Just Say the Lines

My experiences as a writer are that given enough rope, the actors will labour the lines to death. They’ve also develop an assumption through popular culture or training that they are superior to the words in some way, and can (and often do) request changes to the text based on ‘what sounds better’ or the removal of something that doesn’t ‘ring true’. My point is this. Shut up and say the lines. If you were asked to bring your editorial skills to the table by the playwright/screenwriter, then by all means, please do. In film of course, the director and the actors regularly shit all over the writer’s work. In the name of ‘what works’, or ‘what rings true’, or basically, some deficiency in the actor that means they can’t say the line the way it is written. Here’s a trick. The writer, through fluke or gift or training or none, is actually probably quite good at their job and has been paid money to produce the words. If as an actor, you think you can do better, please do. Otherwise, just say the lines.
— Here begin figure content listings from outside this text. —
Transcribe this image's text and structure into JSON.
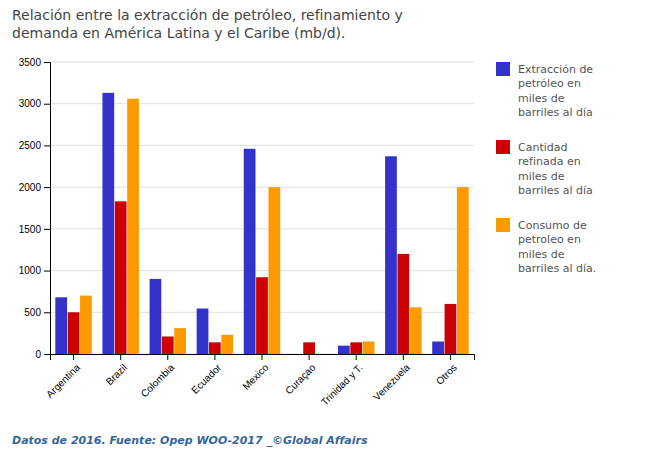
{
  "chart_data": {
    "type": "bar",
    "title": "Relación entre la extracción de petróleo, refinamiento y\ndemanda en América Latina y el Caribe (mb/d).",
    "categories": [
      "Argentina",
      "Brazil",
      "Colombia",
      "Ecuador",
      "Mexico",
      "Curaçao",
      "Trinidad y T.",
      "Venezuela",
      "Otros"
    ],
    "series": [
      {
        "name": "Extracción de\npetróleo en\nmiles de\nbarriles al día",
        "color": "#3333cc",
        "values": [
          680,
          3130,
          900,
          545,
          2460,
          0,
          100,
          2370,
          150
        ]
      },
      {
        "name": "Cantidad\nrefinada en\nmiles de\nbarriles al día",
        "color": "#cc0000",
        "values": [
          500,
          1830,
          210,
          140,
          920,
          140,
          140,
          1200,
          600
        ]
      },
      {
        "name": "Consumo de\npetroleo en\nmiles de\nbarriles al día.",
        "color": "#ff9900",
        "values": [
          700,
          3060,
          310,
          230,
          2000,
          0,
          150,
          560,
          2000
        ]
      }
    ],
    "ylim": [
      0,
      3500
    ],
    "yticks": [
      0,
      500,
      1000,
      1500,
      2000,
      2500,
      3000,
      3500
    ],
    "grid": true,
    "footnote": "Datos de 2016. Fuente: Opep WOO-2017 _©Global Affairs"
  }
}
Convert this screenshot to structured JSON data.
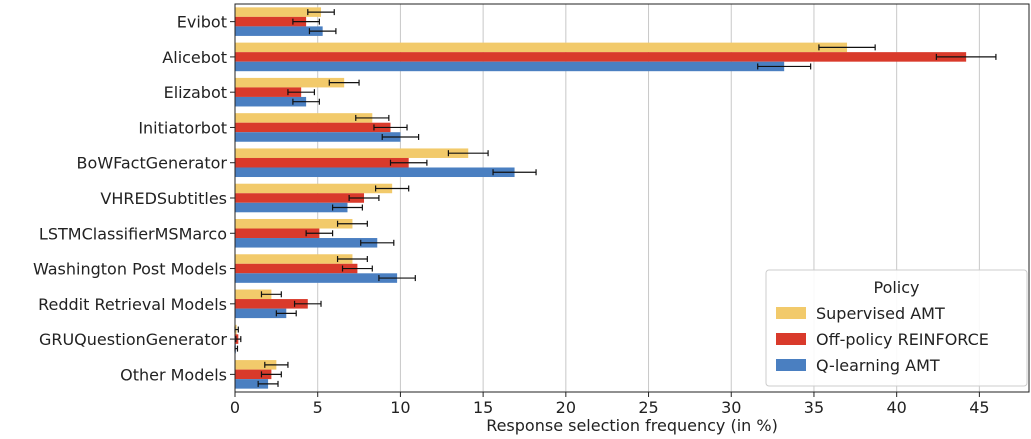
{
  "chart_data": {
    "type": "bar",
    "orientation": "horizontal",
    "title": "",
    "xlabel": "Response selection frequency (in %)",
    "ylabel": "",
    "xlim": [
      0,
      48
    ],
    "xticks": [
      0,
      5,
      10,
      15,
      20,
      25,
      30,
      35,
      40,
      45
    ],
    "grid": "vertical",
    "categories": [
      "Evibot",
      "Alicebot",
      "Elizabot",
      "Initiatorbot",
      "BoWFactGenerator",
      "VHREDSubtitles",
      "LSTMClassifierMSMarco",
      "Washington Post Models",
      "Reddit Retrieval Models",
      "GRUQuestionGenerator",
      "Other Models"
    ],
    "series": [
      {
        "name": "Supervised AMT",
        "color": "#f2ca6b",
        "values": [
          5.2,
          37.0,
          6.6,
          8.3,
          14.1,
          9.5,
          7.1,
          7.1,
          2.2,
          0.1,
          2.5
        ],
        "errors": [
          0.8,
          1.7,
          0.9,
          1.0,
          1.2,
          1.0,
          0.9,
          0.9,
          0.6,
          0.1,
          0.7
        ]
      },
      {
        "name": "Off-policy REINFORCE",
        "color": "#d93a2b",
        "values": [
          4.3,
          44.2,
          4.0,
          9.4,
          10.5,
          7.8,
          5.1,
          7.4,
          4.4,
          0.2,
          2.2
        ],
        "errors": [
          0.8,
          1.8,
          0.8,
          1.0,
          1.1,
          0.9,
          0.8,
          0.9,
          0.8,
          0.15,
          0.6
        ]
      },
      {
        "name": "Q-learning AMT",
        "color": "#4a7fc1",
        "values": [
          5.3,
          33.2,
          4.3,
          10.0,
          16.9,
          6.8,
          8.6,
          9.8,
          3.1,
          0.05,
          2.0
        ],
        "errors": [
          0.8,
          1.6,
          0.8,
          1.1,
          1.3,
          0.9,
          1.0,
          1.1,
          0.6,
          0.1,
          0.6
        ]
      }
    ],
    "legend": {
      "title": "Policy",
      "placement": "bottom-right"
    }
  }
}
An excerpt from a 2008 article in The Independent makes this point for me: “The uncanny exactitude of Mamet’s notation is borne out by a story told by the actors David Suchet and Lia Williams, who played the professor and the student in that production. At the start of rehearsals, they found the carefully positioned emphases inhibiting. So Pinter asked the author for a script without the underscoring. Mamet declined on the grounds that the stressings were all in the right place and necessary. Pinter stuck to his guns and an unmarked script was provided. The telling point is that when the actors re-consulted the marked script four weeks into rehearsal, they discovered that they were in fact playing virtually every emphasis originally indicated there.”

Say the lines, don’t labour them, and enjoy the benefits of the writer’s own talents, add yours to theirs, rather than trying to avoid doing your job by taking on their job too.